Disney a transformé Alien en franchise à milk shake. On secoue le mythe jusqu'à ce qu'il n'en reste plus qu'une bouillie sucrée pour ados. Alien Earth n'est pas un préquel, c'est une profanation. On prend la terreur nihiliste, la sensualité crade, l'oppression industrielle, et on balance tout dans un mixeur avec Stranger Things, Peter Pan et un soupçon de XMen pour gamins en crise. Résultat une série qui hurle "fan service" mais qui te crache à la gueule avec du contenu vide, étiré sur 8 heures comme un chewing gum collé sous une table au lycée. Là où les premiers films avaient su mêler peur, puissance et sexualité symbolique ici il devient trop gentil, totalement chaste. L’idée de danger, de sensualité étrange disparaît complètement.
Dès le concept tout sonne faux. Un préquel se déroulant sur Terre, alors que les Aliens n'y ont jamais mis une patte avant les films originaux. Pourquoi la WeylandYutani dépenserait elle des fortunes pour aller les chercher à des années lumière si on en avait déjà sous le coude ? Mystère.
Et même là, on ne voit jamais la Terre réellement. On est toujours en intérieur, cloisonné. Si la série s’était passée sur une autre planète cela aurait été pareil.

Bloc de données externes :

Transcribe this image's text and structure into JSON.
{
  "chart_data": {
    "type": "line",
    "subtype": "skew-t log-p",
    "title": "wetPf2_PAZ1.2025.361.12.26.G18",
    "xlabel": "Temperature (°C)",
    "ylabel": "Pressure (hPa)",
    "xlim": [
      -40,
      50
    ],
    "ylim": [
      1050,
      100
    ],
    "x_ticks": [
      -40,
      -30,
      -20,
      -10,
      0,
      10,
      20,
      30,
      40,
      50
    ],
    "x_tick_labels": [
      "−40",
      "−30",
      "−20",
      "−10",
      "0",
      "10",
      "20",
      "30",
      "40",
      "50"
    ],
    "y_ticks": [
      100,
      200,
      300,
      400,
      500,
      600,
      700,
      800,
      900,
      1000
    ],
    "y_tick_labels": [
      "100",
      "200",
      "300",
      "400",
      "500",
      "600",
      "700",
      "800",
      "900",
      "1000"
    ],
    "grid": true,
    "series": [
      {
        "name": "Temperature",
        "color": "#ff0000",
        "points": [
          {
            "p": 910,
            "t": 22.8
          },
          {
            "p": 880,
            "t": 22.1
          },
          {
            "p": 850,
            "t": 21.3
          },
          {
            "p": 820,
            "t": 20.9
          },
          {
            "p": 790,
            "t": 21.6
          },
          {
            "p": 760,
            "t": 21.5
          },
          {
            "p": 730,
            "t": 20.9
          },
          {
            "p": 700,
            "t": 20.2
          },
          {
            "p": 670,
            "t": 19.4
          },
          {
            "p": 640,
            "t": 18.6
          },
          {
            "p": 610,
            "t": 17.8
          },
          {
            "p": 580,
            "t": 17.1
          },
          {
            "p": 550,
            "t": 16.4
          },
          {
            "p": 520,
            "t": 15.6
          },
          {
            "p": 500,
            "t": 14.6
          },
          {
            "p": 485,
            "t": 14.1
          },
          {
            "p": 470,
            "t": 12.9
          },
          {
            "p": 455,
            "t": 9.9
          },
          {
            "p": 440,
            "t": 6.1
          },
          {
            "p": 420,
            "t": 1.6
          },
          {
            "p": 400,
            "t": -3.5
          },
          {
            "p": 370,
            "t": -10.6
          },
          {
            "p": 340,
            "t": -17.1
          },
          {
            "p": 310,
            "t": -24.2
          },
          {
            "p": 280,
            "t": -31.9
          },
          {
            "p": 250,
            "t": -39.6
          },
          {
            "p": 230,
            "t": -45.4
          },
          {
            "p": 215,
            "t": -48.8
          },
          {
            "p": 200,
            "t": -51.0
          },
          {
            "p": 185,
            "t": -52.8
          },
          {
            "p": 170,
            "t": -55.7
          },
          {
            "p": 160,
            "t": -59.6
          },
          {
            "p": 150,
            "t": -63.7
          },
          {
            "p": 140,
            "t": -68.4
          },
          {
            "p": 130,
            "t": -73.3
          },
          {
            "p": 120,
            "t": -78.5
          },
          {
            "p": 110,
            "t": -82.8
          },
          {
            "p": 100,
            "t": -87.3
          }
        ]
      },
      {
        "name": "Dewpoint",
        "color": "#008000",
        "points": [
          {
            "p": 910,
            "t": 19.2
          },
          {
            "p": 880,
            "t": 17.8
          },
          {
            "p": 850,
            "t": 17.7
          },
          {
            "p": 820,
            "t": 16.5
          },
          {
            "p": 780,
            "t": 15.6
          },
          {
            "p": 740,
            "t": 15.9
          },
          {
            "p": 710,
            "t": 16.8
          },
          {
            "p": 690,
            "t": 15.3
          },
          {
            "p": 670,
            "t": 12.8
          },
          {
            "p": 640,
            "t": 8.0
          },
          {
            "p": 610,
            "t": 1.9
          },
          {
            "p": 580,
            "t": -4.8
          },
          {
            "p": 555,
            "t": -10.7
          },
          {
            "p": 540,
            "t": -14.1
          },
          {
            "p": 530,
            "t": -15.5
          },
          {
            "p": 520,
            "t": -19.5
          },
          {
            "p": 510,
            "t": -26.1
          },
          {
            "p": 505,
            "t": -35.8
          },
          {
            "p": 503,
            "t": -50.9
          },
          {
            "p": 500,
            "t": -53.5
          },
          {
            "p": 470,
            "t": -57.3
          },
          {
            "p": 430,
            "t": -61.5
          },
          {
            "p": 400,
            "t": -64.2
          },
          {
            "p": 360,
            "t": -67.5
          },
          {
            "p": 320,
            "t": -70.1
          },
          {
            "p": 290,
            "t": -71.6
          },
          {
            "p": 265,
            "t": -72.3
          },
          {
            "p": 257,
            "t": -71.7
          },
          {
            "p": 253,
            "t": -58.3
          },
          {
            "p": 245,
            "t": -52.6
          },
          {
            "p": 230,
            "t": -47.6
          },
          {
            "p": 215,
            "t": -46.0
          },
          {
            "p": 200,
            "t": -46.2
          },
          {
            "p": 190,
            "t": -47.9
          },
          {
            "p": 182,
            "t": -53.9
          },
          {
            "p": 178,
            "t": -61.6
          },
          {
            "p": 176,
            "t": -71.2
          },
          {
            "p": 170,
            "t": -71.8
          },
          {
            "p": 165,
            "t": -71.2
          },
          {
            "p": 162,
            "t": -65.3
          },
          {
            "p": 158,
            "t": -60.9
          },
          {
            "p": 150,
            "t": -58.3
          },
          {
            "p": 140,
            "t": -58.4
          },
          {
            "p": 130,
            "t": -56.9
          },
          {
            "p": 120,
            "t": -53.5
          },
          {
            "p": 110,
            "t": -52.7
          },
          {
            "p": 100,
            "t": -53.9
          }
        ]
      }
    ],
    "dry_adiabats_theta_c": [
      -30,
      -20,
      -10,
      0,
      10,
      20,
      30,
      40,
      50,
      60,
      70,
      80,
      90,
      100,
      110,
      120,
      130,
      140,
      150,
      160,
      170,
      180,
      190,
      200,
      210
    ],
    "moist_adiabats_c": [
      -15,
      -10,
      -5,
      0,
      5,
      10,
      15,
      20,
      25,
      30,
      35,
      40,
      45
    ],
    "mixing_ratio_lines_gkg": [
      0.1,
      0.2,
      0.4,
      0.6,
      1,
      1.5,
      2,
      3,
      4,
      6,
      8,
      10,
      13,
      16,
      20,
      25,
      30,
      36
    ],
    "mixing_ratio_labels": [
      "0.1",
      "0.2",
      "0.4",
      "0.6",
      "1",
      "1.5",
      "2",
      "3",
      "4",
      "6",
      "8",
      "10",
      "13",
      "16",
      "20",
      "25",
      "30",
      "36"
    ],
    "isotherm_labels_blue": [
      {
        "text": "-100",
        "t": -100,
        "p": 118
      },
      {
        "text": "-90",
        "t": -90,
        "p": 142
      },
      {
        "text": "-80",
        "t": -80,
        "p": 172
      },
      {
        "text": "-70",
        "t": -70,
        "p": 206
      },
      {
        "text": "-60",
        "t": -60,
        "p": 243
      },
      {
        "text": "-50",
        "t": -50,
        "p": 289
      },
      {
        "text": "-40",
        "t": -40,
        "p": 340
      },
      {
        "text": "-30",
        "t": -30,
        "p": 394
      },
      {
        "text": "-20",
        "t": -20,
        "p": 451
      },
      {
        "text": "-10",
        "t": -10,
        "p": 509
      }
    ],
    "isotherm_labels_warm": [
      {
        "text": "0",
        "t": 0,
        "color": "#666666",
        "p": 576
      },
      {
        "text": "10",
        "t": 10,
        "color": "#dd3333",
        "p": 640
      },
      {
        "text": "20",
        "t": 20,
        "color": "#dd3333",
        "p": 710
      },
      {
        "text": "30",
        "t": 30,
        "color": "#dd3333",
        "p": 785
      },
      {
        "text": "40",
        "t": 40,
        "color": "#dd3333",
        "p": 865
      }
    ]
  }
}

En ce qui concerne le scénario, c’est un gloubiboulga qui commence par copier Alien le 8e passager avec un équipage qui crève en deux minutes, un cyborg vilain (avec un jeu d'acteur atroce) qui sert la compagnie pourrie. Et là, bam un crash d'un vaisseau inconnu du coup envoyons une bande de gamins synthétiques avec super pouvoirs qui dressent les Aliens comme des clébards cosmiques. WTF ? Ces synthétiques ont des pouvoirs dont on n’a jamais entendu parler avant alors que la série est censée se passer avant les films, et l'Alien obéit au sifflet pour flinguer les méchants dans un montage clignotant faisant peur aux épileptiques.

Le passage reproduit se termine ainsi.